O cálculo estabelecido para a definição do valor é bastante complicado, o que a própria Secretaria admite. Por essa razão, o órgão está refazendo o texto da portaria. Com esta finalidade, ouvirá, até julho, representantesde terminais eórgãos públicos para definir a questão.
O assunto é polêmico, supostamente gerou pagamentos com valores distorcidos e enfrenta a resistência da Associação Brasileira dos Terminais Portuários (ABTP), cujo entendimento é de que a medida, antes de mais nada, é inconstitucional.
"A água é bem de domínio público", disse o presidente da ABTP, Wilen Manteli, em palestra no mesmo seminário sobre a questão, lendo trecho da Lei 9.433/97, que instituiu a Política Nacional de Recursos Hídricos."Sendo assim, no máximo poderia cobrar (taxa sobre espelho d'água) se prestasse serviço de polícia, por exemplo", completou.
Manteli afirma que a SPU "não tem competência para impor o pagamento" e acusa o órgão de apenas procurar obter mais arrecadação com a medida. "Eles (SPU) estão despreocupados com o interesse nacional. Se a intenção é onerar o terminal portuário, por que então estender o Reporto?", questionou, citando o regime federal, prorrogado no final do ano passado, que estabelece desconto em tributos para incentivar o investimento de empresas privadas na compra de equipamentos portuários importados, a fim de modernizar as operações.
Seguindo esta linha de raciocínio, Manteli disse pensar que a SPU deveria ser parte do Ministério do Desenvolvimento, e não do Planejamento. "Os investimentos nestes terrenos (com saída para mar e rio) devem ser instrumentos de desenvolvimento, não de arrecadação".
Segundo o representante dos terminais, ao menos três instalações marítimas se adiantaram e pagaram a taxa, por temerem serem considerados irregulares. Em um desses casos, o valor chegou a R$ 20 milhões, afirma.
A SPU entende que pode modificar instrumentos infralegais (portarias, por exemplo), sem necessidade de submeter tal decisão ao Congresso Nacional. "É um processo amplo, que vai mudar de fato a legislação como um todo, pegando conceitos importantes, inclusive a questão dos terrenos de marinha", afirmou Evangelina.
A assessora especial admite que "a fórmula atual é horrível", mas diz que não tem jeito: quem não procurar a SPU até julho para acertar as contas será considerado irregular.
Ciente de que será chamado para opinar sobre a portaria, Manteli adiantou que não concordará com nenhum pagamento que seja imposto, mesmo que tenha o valor reduzido da casa dos milhões para ser aceito.

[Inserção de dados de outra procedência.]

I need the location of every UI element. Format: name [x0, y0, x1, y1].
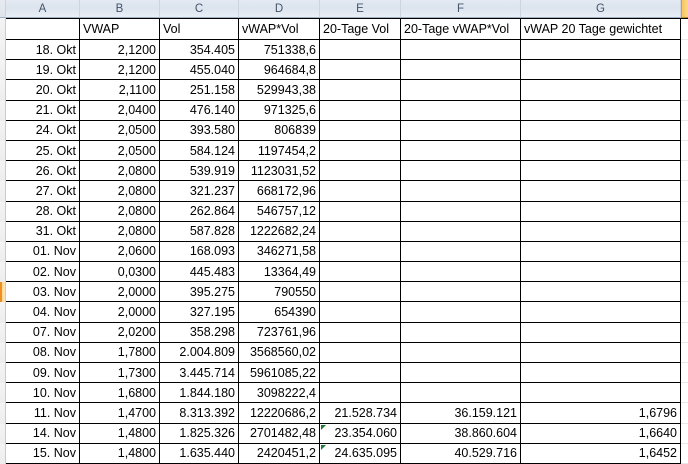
cell-b[interactable]: 2,1200: [80, 60, 160, 80]
cell-b[interactable]: 2,0400: [80, 101, 160, 121]
cell-g[interactable]: [521, 121, 681, 141]
cell-sliver[interactable]: [681, 161, 688, 181]
cell-g[interactable]: [521, 222, 681, 242]
column-header-f[interactable]: F: [401, 0, 521, 18]
cell-g[interactable]: [521, 282, 681, 302]
cell-d[interactable]: 806839: [239, 121, 320, 141]
table-row: [0, 60, 688, 80]
header-cell-20tage-vwap-vol[interactable]: 20-Tage vWAP*Vol: [401, 18, 521, 40]
column-header-c[interactable]: C: [160, 0, 239, 18]
table-row: [0, 444, 688, 464]
cell-f[interactable]: [401, 161, 521, 181]
table-row: [0, 383, 688, 403]
cell-e[interactable]: [320, 363, 401, 383]
cell-e[interactable]: [320, 383, 401, 403]
cell-sliver[interactable]: [681, 60, 688, 80]
cell-sliver[interactable]: [681, 262, 688, 282]
cell-f[interactable]: [401, 302, 521, 322]
cell-e[interactable]: [320, 60, 401, 80]
cell-b[interactable]: 1,6800: [80, 383, 160, 403]
cell-b[interactable]: 1,7800: [80, 343, 160, 363]
cell-sliver[interactable]: [681, 181, 688, 201]
cell-a[interactable]: 20. Okt: [6, 80, 80, 100]
cell-c[interactable]: 1.825.326: [160, 424, 239, 444]
header-cell-vwap-20tage-gewichtet[interactable]: vWAP 20 Tage gewichtet: [521, 18, 681, 40]
smart-tag-triangle-icon: [321, 425, 326, 430]
cell-g[interactable]: [521, 242, 681, 262]
cell-d[interactable]: 13364,49: [239, 262, 320, 282]
cell-f[interactable]: [401, 40, 521, 60]
table-row: [0, 262, 688, 282]
cell-d[interactable]: 2420451,2: [239, 444, 320, 464]
cell-e[interactable]: [320, 242, 401, 262]
cell-sliver[interactable]: [681, 363, 688, 383]
cell-c[interactable]: 584.124: [160, 141, 239, 161]
cell-c[interactable]: 327.195: [160, 302, 239, 322]
cell-e[interactable]: [320, 161, 401, 181]
cell-d[interactable]: 971325,6: [239, 101, 320, 121]
cell-e[interactable]: 23.354.060: [320, 424, 401, 444]
cell-a[interactable]: 14. Nov: [6, 424, 80, 444]
cell-g[interactable]: [521, 363, 681, 383]
cell-sliver[interactable]: [681, 444, 688, 464]
cell-a[interactable]: 28. Okt: [6, 202, 80, 222]
cell-f[interactable]: 38.860.604: [401, 424, 521, 444]
cell-d[interactable]: 751338,6: [239, 40, 320, 60]
cell-f[interactable]: [401, 383, 521, 403]
cell-b[interactable]: 2,0000: [80, 282, 160, 302]
cell-d[interactable]: 346271,58: [239, 242, 320, 262]
cell-e[interactable]: [320, 262, 401, 282]
cell-b[interactable]: 2,0000: [80, 302, 160, 322]
table-row: [0, 363, 688, 383]
cell-sliver[interactable]: [681, 424, 688, 444]
cell-d[interactable]: 668172,96: [239, 181, 320, 201]
cell-d[interactable]: 964684,8: [239, 60, 320, 80]
cell-b[interactable]: 2,0500: [80, 141, 160, 161]
cell-a[interactable]: 24. Okt: [6, 121, 80, 141]
cell-g[interactable]: [521, 202, 681, 222]
cell-c[interactable]: 2.004.809: [160, 343, 239, 363]
header-cell-20tage-vol[interactable]: 20-Tage Vol: [320, 18, 401, 40]
cell-c[interactable]: 251.158: [160, 80, 239, 100]
cell-b[interactable]: 2,0800: [80, 222, 160, 242]
cell-sliver[interactable]: [681, 403, 688, 423]
cell-d[interactable]: 2701482,48: [239, 424, 320, 444]
cell-sliver[interactable]: [681, 40, 688, 60]
cell-b[interactable]: 2,0500: [80, 121, 160, 141]
cell-c[interactable]: 262.864: [160, 202, 239, 222]
cell-d[interactable]: 5961085,22: [239, 363, 320, 383]
cell-e[interactable]: [320, 40, 401, 60]
cell-f[interactable]: [401, 363, 521, 383]
cell-g[interactable]: [521, 60, 681, 80]
cell-b[interactable]: 0,0300: [80, 262, 160, 282]
cell-g[interactable]: [521, 343, 681, 363]
cell-g[interactable]: [521, 161, 681, 181]
cell-b[interactable]: 1,4800: [80, 444, 160, 464]
cell-sliver[interactable]: [681, 121, 688, 141]
cell-sliver[interactable]: [681, 222, 688, 242]
cell-g[interactable]: 1,6452: [521, 444, 681, 464]
column-header-d[interactable]: D: [239, 0, 320, 18]
cell-c[interactable]: 3.445.714: [160, 363, 239, 383]
cell-f[interactable]: [401, 282, 521, 302]
cell-b[interactable]: 2,0800: [80, 161, 160, 181]
cell-a[interactable]: 25. Okt: [6, 141, 80, 161]
cell-g[interactable]: [521, 40, 681, 60]
table-row: [0, 141, 688, 161]
cell-f[interactable]: [401, 80, 521, 100]
column-header-next-sliver-highlighted[interactable]: [681, 0, 688, 18]
column-header-a[interactable]: A: [6, 0, 80, 18]
header-cell-vwap-vol[interactable]: vWAP*Vol: [239, 18, 320, 40]
cell-g[interactable]: [521, 181, 681, 201]
cell-a[interactable]: 04. Nov: [6, 302, 80, 322]
table-row: [0, 40, 688, 60]
cell-c[interactable]: 455.040: [160, 60, 239, 80]
cell-c[interactable]: 1.844.180: [160, 383, 239, 403]
cell-a[interactable]: 11. Nov: [6, 403, 80, 423]
cell-e[interactable]: [320, 323, 401, 343]
table-row: [0, 161, 688, 181]
cell-sliver[interactable]: [681, 202, 688, 222]
cell-e[interactable]: [320, 181, 401, 201]
cell-d[interactable]: 1197454,2: [239, 141, 320, 161]
table-row: [0, 80, 688, 100]
cell-e[interactable]: [320, 343, 401, 363]
table-row: [0, 222, 688, 242]
cell-sliver[interactable]: [681, 302, 688, 322]
cell-e[interactable]: 24.635.095: [320, 444, 401, 464]
column-header-g[interactable]: G: [521, 0, 681, 18]
cell-g[interactable]: 1,6640: [521, 424, 681, 444]
column-header-b[interactable]: B: [80, 0, 160, 18]
table-row: [0, 302, 688, 322]
cell-d[interactable]: 654390: [239, 302, 320, 322]
table-row: [0, 202, 688, 222]
cell-d[interactable]: 529943,38: [239, 80, 320, 100]
cell-f[interactable]: [401, 60, 521, 80]
cell-sliver[interactable]: [681, 343, 688, 363]
cell-sliver[interactable]: [681, 101, 688, 121]
cell-b[interactable]: 1,7300: [80, 363, 160, 383]
cell-sliver[interactable]: [681, 141, 688, 161]
cell-a[interactable]: 07. Nov: [6, 323, 80, 343]
cell-sliver[interactable]: [681, 18, 688, 40]
cell-e[interactable]: [320, 282, 401, 302]
table-row: [0, 181, 688, 201]
table-body: [0, 40, 688, 464]
cell-c[interactable]: 321.237: [160, 181, 239, 201]
cell-d[interactable]: 1222682,24: [239, 222, 320, 242]
cell-a[interactable]: 03. Nov: [6, 282, 80, 302]
cell-f[interactable]: [401, 202, 521, 222]
cell-d[interactable]: 3568560,02: [239, 343, 320, 363]
cell-a[interactable]: 19. Okt: [6, 60, 80, 80]
cell-c[interactable]: 1.635.440: [160, 444, 239, 464]
cell-e[interactable]: 21.528.734: [320, 403, 401, 423]
table-row: [0, 403, 688, 423]
cell-a[interactable]: 18. Okt: [6, 40, 80, 60]
column-header-e[interactable]: E: [320, 0, 401, 18]
cell-g[interactable]: [521, 80, 681, 100]
cell-a[interactable]: 02. Nov: [6, 262, 80, 282]
cell-b[interactable]: 1,4700: [80, 403, 160, 423]
header-cell-vwap[interactable]: VWAP: [80, 18, 160, 40]
cell-sliver[interactable]: [681, 323, 688, 343]
cell-c[interactable]: 539.919: [160, 161, 239, 181]
table-row: [0, 424, 688, 444]
cell-d[interactable]: 3098222,4: [239, 383, 320, 403]
smart-tag-triangle-icon: [321, 445, 326, 450]
cell-g[interactable]: [521, 101, 681, 121]
cell-f[interactable]: [401, 323, 521, 343]
cell-f[interactable]: [401, 121, 521, 141]
cell-a[interactable]: 27. Okt: [6, 181, 80, 201]
cell-c[interactable]: 445.483: [160, 262, 239, 282]
header-cell-vol[interactable]: Vol: [160, 18, 239, 40]
cell-g[interactable]: 1,6796: [521, 403, 681, 423]
cell-d[interactable]: 546757,12: [239, 202, 320, 222]
cell-b[interactable]: 2,0600: [80, 242, 160, 262]
cell-f[interactable]: [401, 343, 521, 363]
cell-b[interactable]: 2,1100: [80, 80, 160, 100]
table-header-row: [0, 18, 688, 40]
cell-sliver[interactable]: [681, 383, 688, 403]
cell-c[interactable]: 393.580: [160, 121, 239, 141]
cell-c[interactable]: 168.093: [160, 242, 239, 262]
cell-c[interactable]: 395.275: [160, 282, 239, 302]
cell-a[interactable]: 01. Nov: [6, 242, 80, 262]
cell-e[interactable]: [320, 80, 401, 100]
column-header-row: [0, 0, 688, 18]
cell-a[interactable]: 26. Okt: [6, 161, 80, 181]
cell-f[interactable]: [401, 222, 521, 242]
header-cell-empty[interactable]: [6, 18, 80, 40]
cell-g[interactable]: [521, 262, 681, 282]
cell-c[interactable]: 587.828: [160, 222, 239, 242]
cell-e[interactable]: [320, 302, 401, 322]
cell-e[interactable]: [320, 121, 401, 141]
cell-c[interactable]: 354.405: [160, 40, 239, 60]
cell-g[interactable]: [521, 141, 681, 161]
cell-f[interactable]: [401, 181, 521, 201]
cell-a[interactable]: 31. Okt: [6, 222, 80, 242]
cell-g[interactable]: [521, 323, 681, 343]
cell-f[interactable]: 36.159.121: [401, 403, 521, 423]
table-row: [0, 121, 688, 141]
cell-a[interactable]: 21. Okt: [6, 101, 80, 121]
cell-b[interactable]: 2,0800: [80, 181, 160, 201]
cell-f[interactable]: 40.529.716: [401, 444, 521, 464]
cell-a[interactable]: 15. Nov: [6, 444, 80, 464]
cell-d[interactable]: 790550: [239, 282, 320, 302]
table-row: [0, 343, 688, 363]
cell-b[interactable]: 2,0800: [80, 202, 160, 222]
cell-e[interactable]: [320, 202, 401, 222]
cell-f[interactable]: [401, 101, 521, 121]
cell-g[interactable]: [521, 302, 681, 322]
table-row: [0, 282, 688, 302]
cell-e[interactable]: [320, 141, 401, 161]
table-row: [0, 242, 688, 262]
cell-sliver[interactable]: [681, 80, 688, 100]
cell-f[interactable]: [401, 262, 521, 282]
cell-f[interactable]: [401, 242, 521, 262]
table-row: [0, 323, 688, 343]
cell-d[interactable]: 12220686,2: [239, 403, 320, 423]
cell-sliver[interactable]: [681, 282, 688, 302]
cell-a[interactable]: 10. Nov: [6, 383, 80, 403]
cell-b[interactable]: 2,0200: [80, 323, 160, 343]
cell-f[interactable]: [401, 141, 521, 161]
cell-c[interactable]: 476.140: [160, 101, 239, 121]
cell-sliver[interactable]: [681, 242, 688, 262]
cell-e[interactable]: [320, 222, 401, 242]
cell-c[interactable]: 8.313.392: [160, 403, 239, 423]
cell-a[interactable]: 08. Nov: [6, 343, 80, 363]
cell-a[interactable]: 09. Nov: [6, 363, 80, 383]
cell-c[interactable]: 358.298: [160, 323, 239, 343]
cell-b[interactable]: 1,4800: [80, 424, 160, 444]
cell-d[interactable]: 1123031,52: [239, 161, 320, 181]
cell-d[interactable]: 723761,96: [239, 323, 320, 343]
table-row: [0, 101, 688, 121]
cell-e[interactable]: [320, 101, 401, 121]
cell-g[interactable]: [521, 383, 681, 403]
cell-b[interactable]: 2,1200: [80, 40, 160, 60]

O seminário sobre Direito Portuário foi patrocinado pelo próprio Governo Federal, diretamente, além de empresas estatais e associações que defendem os interesses dos terminais portuários, como a Abratec (Associação Brasileira dos Terminais de Contêineres de Uso Público) e a Abtra (Associação Brasileira de Terminais e Recintos Alfandegados), com apoio da Prefeitura de Santos e da Associação Comercial de Santos.
POSSIBILIDADES E DÚVIDAS
"Estamos pensando em rever (a cobrança) justamente porque existe uma finalidade pública, ainda que feita por uma empresa"
Evangelina de Almeida Pinho, assessora especial da SPU
"Eles (SPU) estão despreocupados com o interesse nacional. Se a intenção é onerar o terminal portuário, por que então estender o Reporto?"